• Cynicus Rex@lemmy.ml
      hexagon
      ·
      edit-2
      3 months ago

      Lies, as in that it's not really “blocking” but a mere unenforceable request? If you meant something else could you please point it out?

      • Da Bald Eagul@feddit.nl
        ·
        3 months ago

        That is what they meant, yes. The title promises a block, completely preventing crawlers from accessing the site. That is not what is delivered.

  • fubarx@lemmy.ml
    ·
    3 months ago

    Cloudflare just announced an AI Bot prevention system: https://blog.cloudflare.com/declaring-your-aindependence-block-ai-bots-scrapers-and-crawlers-with-a-single-click/

  • DigitalDilemma@lemmy.ml
    ·
    3 months ago

    robots.txt does not work. I don't think it ever has - it's an honour system with no penalty for ignoring it.

    I have a few low traffic sites hosted at home, and when a crawler takes an interest they can totally flood my connection. I'm using cloudflare and being incredibly aggressive with my filtering but so many bots are ignoring robots.txt as well as lying about who they are with humanesque UAs that it's having a real impact on my ability to provide the sites for humans.

    Over the past year it's got around ten times worse. I woke up this morning to find my connection at a crawl and on checking the logs, AmazonBot has been hitting one site 12000 times an hour, and that's one of the more well-behaved bots. But there's thousands and thousands of them.

  • Onno (VK6FLAB)@lemmy.radio
    ·
    3 months ago

    This does not block anything at all.

    It's a 1994 "standard" that requires voluntary compliance and the user-agent is a string set by the operator of the tool used to access your site.
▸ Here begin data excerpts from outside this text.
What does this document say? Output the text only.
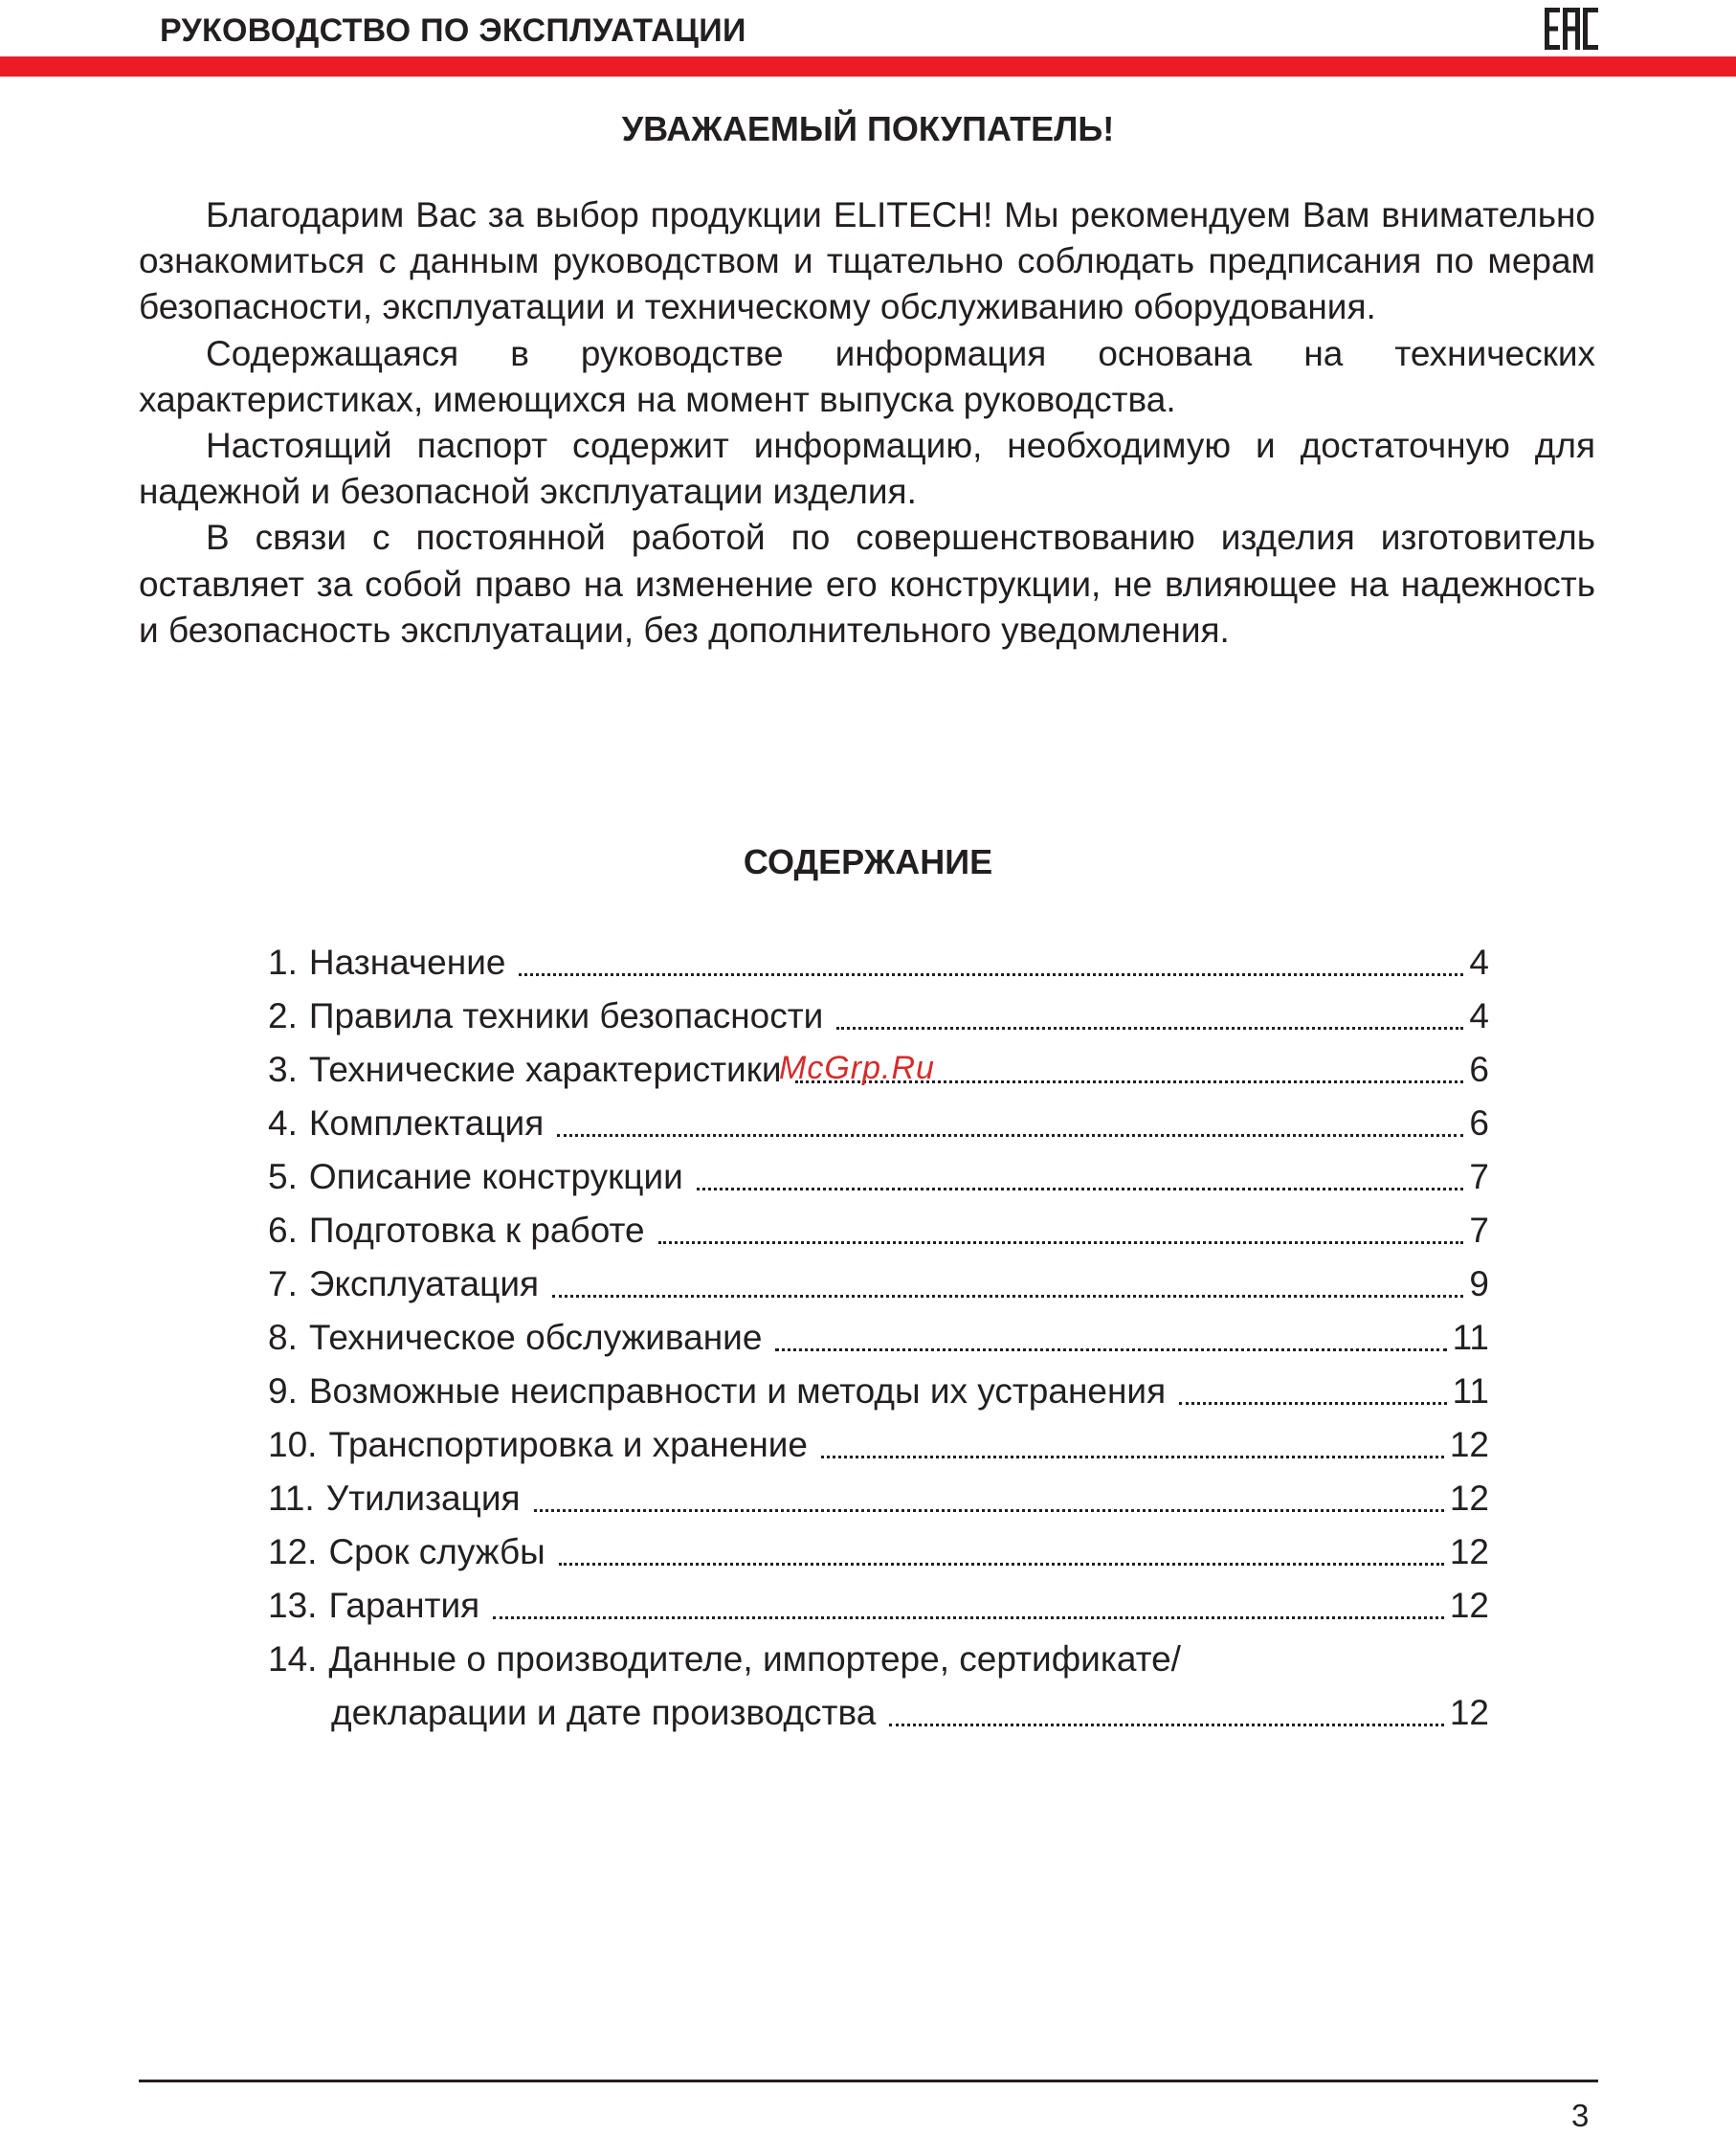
РУКОВОДСТВО ПО ЭКСПЛУАТАЦИИ
УВАЖАЕМЫЙ ПОКУПАТЕЛЬ!

Благодарим Вас за выбор продукции ELITECH! Мы рекомендуем Вам внимательно ознакомиться с данным руководством и тщательно соблюдать предписания по мерам безопасности, эксплуатации и техническому обслуживанию оборудования.

Содержащаяся в руководстве информация основана на технических характеристиках, имеющихся на момент выпуска руководства.

Настоящий паспорт содержит информацию, необходимую и достаточную для надежной и безопасной эксплуатации изделия.

В связи с постоянной работой по совершенствованию изделия изготовитель оставляет за собой право на изменение его конструкции, не влияющее на надежность и безопасность эксплуатации, без дополнительного уведомления.

СОДЕРЖАНИЕ
1. Назначение	4
2. Правила техники безопасности	4
3. Технические характеристики	6
4. Комплектация	6
5. Описание конструкции	7
6. Подготовка к работе	7
7. Эксплуатация	9
8. Техническое обслуживание	11
9. Возможные неисправности и методы их устранения	11
10. Транспортировка и хранение	12
11. Утилизация	12
12. Срок службы	12
13. Гарантия	12
14. Данные о производителе, импортере, сертификате/
декларации и дате производства	12
McGrp.Ru
3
    https://en.m.wikipedia.org/wiki/Robots.txt

    https://en.m.wikipedia.org/wiki/User-Agent_header

    In other words, the bot operator can ignore your robots.txt file and if you check your webserver logs, they can set their user-agent to whatever they like, so you cannot tell if they are ignoring you.

  • Cynicus Rex@lemmy.ml
    hexagon
    ·
    3 months ago

    #TL;DR:

    User-agent: GPTBot
    Disallow: /
    User-agent: ChatGPT-User
    Disallow: /
    User-agent: Google-Extended
    Disallow: /
    User-agent: PerplexityBot
    Disallow: /
    User-agent: Amazonbot
    Disallow: /
    User-agent: ClaudeBot
    Disallow: /
    User-agent: Omgilibot
    Disallow: /
    User-Agent: FacebookBot
    Disallow: /
    User-Agent: Applebot
    Disallow: /
    User-agent: anthropic-ai
    Disallow: /
    User-agent: Bytespider
    Disallow: /
    User-agent: Claude-Web
    Disallow: /
    User-agent: Diffbot
    Disallow: /
    User-agent: ImagesiftBot
    Disallow: /
    User-agent: Omgilibot
    Disallow: /
    User-agent: Omgili
    Disallow: /
    User-agent: YouBot
    Disallow: /
    
    • mox@lemmy.sdf.org
      ·
      3 months ago

      Of course, nothing stops a bot from picking a user agent field that exactly matches a web browser.